I read this editorial, and especially the quoted paragraph that follows, over and over, trying to parse some sort of sense from its Alice-in-Wonderland reasoning. I failed; perhaps you can enlighten me:
There is little doubt that Iran and Syria, especially the former, can play a crucial role in bringing peace to Iraq. Teheran’s influence on Iraq’s Shia political alliance and their numerous militias is hardly a secret. Iran has skilfully used its friends in Iraq to send the message to Washington that it could add to its woes, if the US pressured it on the question of nuclear programme.
Let's see; I could paraphrase it something like this:
There is little doubt that the fox can play a crucial role in bringing peace to the henhouse. The fox's raids on the chickens are hardly a secret. The fox has skillfully sent a message to the chicken farmers that it could add to their woes, if the chicken farmers tried to shoot it.
Even for therapists--and therapists believe in talk--there's a time when talk is not appropriate--in dealing with relationships in which there are massive differentials of power, and ones that involve violence, for example. That's when the law steps in.
There's an almost unbelievably ridiculous and misplaced faith in talk across the land, a faith not-above-board players such as Syria and Iran do not share. They view our devotion to talk and to pacts and truths as a wonderful opportunity to exploit the naivete and weakness of the West. And they are right.

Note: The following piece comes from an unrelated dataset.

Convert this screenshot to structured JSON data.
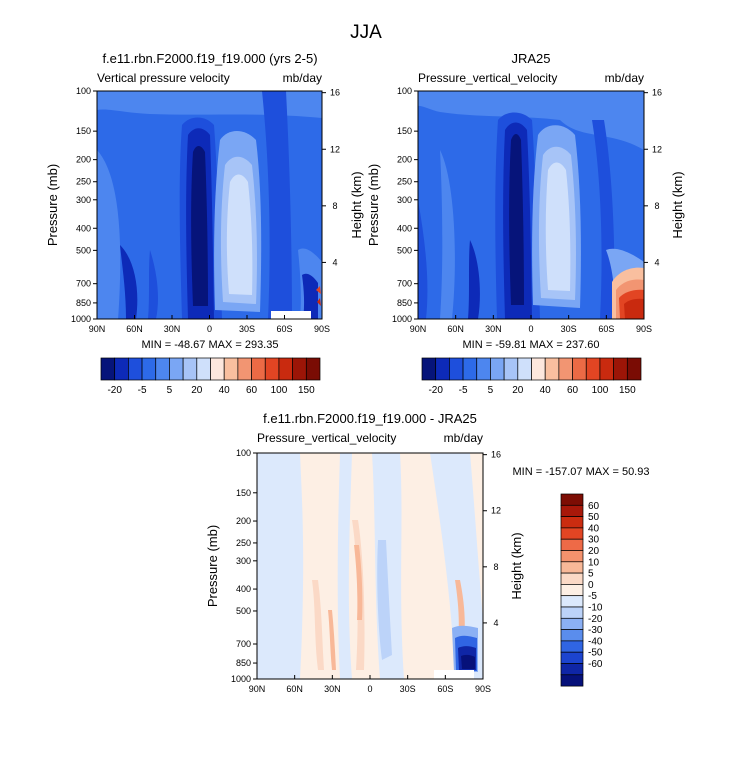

Munich was a wonderful talkfest, as well. And the ever-eloquent Churchill had something to say about it, too:
...[T]he terrible words have for the time being been pronounced against the Western democracies: "Thou art weighed in the balance and found wanting". And do not suppose that this is the end. This is only the beginning of the reckoning. This is only the first sip, the first foretaste of a bitter cup which will be proffered to us year by year unless by a supreme recovery of moral health and martial vigour, we arise again and take our stand for freedom as in the olden time.
Churchill didn't want a world war; he wanted to prevent one by taking a stand at the right time for the right thing. But he knew that trusting the words of an enemy such as Hitler was no way to go about avoiding one; au contraire.